Of course, like everything in the world, proper balance is the key to success. Empathy is the framework in which we need to deliver our advice, solutions, and products. It isn’t the deliverable, but it adds depth to how we present the deliverable.
Start with Empathy
Let’s face it. When you start a project, your first concerns are making sure the scope is well understood and that everyone has a positive attitude about the project.
The second thing that needs to be done is to start to build empathy for the client. I have been in a lot of requirement meetings where we document the step-by-step requirements in exquisite detail. There is usually some effort to understand the problem that is being solved, but little effort is made to understand what people think and feel about the current and proposed solution.
To fully address a problem, we need to understand the pain of the people who use the systems every day. Where does it hurt? What is great? What do they dread? In a perfect world, how would it work? What is the reason for everything that is done? What one feature would make the whole project worthwhile?
How often do we take time to just watch people work? Why not take a day to watch people do their job and witness their frustrations and successes as they happen? Take those findings and use them to give the requirements an added dimension.
When you do these things, you gain perspective and you can start to advocate for the client in the final product.
Using that Empathy
Now that there is an understanding of what the client needs and feels, empathy can be used. Deliverables can be created in the context of what matters to the people. Sure, the documents need to be full of the same facts and figures, but the descriptions can include more about the why, not just what.
Design meetings, leverage what you have learned to describe how the design will truly help them. Listen to the feedback. Listen to the why of the feedback, not just the what. Evolve your understanding.
In presentations and demos, it will become simple to relate the challenges that people are facing to the solution and describe how it will address their most important issues. Educating people on how the solution will work is important, but with a little empathy, you can help them care that it works.
If you really pour yourself into the project, you will care.
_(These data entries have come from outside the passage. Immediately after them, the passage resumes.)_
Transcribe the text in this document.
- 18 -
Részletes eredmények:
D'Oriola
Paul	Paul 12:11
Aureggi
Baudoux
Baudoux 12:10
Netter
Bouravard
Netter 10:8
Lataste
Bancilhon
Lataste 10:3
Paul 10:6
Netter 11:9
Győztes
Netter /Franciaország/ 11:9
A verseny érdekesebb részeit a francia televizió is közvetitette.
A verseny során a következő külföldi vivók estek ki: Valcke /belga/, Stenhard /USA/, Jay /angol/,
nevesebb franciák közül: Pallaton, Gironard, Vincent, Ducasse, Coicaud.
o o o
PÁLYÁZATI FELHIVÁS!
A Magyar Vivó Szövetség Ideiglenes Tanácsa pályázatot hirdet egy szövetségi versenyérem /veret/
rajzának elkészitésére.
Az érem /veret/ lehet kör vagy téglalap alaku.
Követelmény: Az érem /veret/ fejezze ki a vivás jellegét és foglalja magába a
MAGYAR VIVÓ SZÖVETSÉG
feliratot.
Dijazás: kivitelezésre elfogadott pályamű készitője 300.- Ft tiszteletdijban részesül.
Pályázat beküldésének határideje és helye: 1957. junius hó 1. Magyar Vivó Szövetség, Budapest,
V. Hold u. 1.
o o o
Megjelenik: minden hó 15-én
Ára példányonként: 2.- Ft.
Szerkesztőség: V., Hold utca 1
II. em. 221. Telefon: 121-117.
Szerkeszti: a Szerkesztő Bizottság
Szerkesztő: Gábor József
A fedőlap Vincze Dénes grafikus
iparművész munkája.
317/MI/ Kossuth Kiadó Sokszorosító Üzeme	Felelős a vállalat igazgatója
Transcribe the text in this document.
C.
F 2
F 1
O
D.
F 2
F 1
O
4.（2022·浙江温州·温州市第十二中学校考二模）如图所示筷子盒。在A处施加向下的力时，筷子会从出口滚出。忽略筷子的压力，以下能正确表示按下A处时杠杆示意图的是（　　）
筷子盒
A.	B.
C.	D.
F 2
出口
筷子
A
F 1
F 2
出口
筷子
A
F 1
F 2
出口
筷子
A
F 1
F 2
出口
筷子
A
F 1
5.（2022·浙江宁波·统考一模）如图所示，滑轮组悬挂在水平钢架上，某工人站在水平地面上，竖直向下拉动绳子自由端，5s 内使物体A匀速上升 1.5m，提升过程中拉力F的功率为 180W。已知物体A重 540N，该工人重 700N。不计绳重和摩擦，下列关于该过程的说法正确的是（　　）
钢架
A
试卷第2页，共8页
The goal is that not only will the client have a solution that meets the stated goals, but everyone will feel like it was built with them in mind. People will become invested in the solution and put forth the extra effort needed to make it a success. They not only see how the solution can help the business but how it can help them.
Big Picture
The big picture is the same as it has always been, solve the problem. The difference? We need to make sure that we frame the solution in such a way that it resonates with people. They have feel you understand them and are helping then, not simply selling them something shiny that will shortly be sitting on the shelf.
That means understanding what people are dealing with every day and using that understanding to craft the right solution. Mapping the solution to the challenges and clearly explaining how every detail is designed to address their needs is critical.
Empathy isn’t the solution to everything. Like everything else, it is a tool. It is one that is just often overlooked or misused.
Go out, do what you normally do, but insert some empathy into the process. See what happens.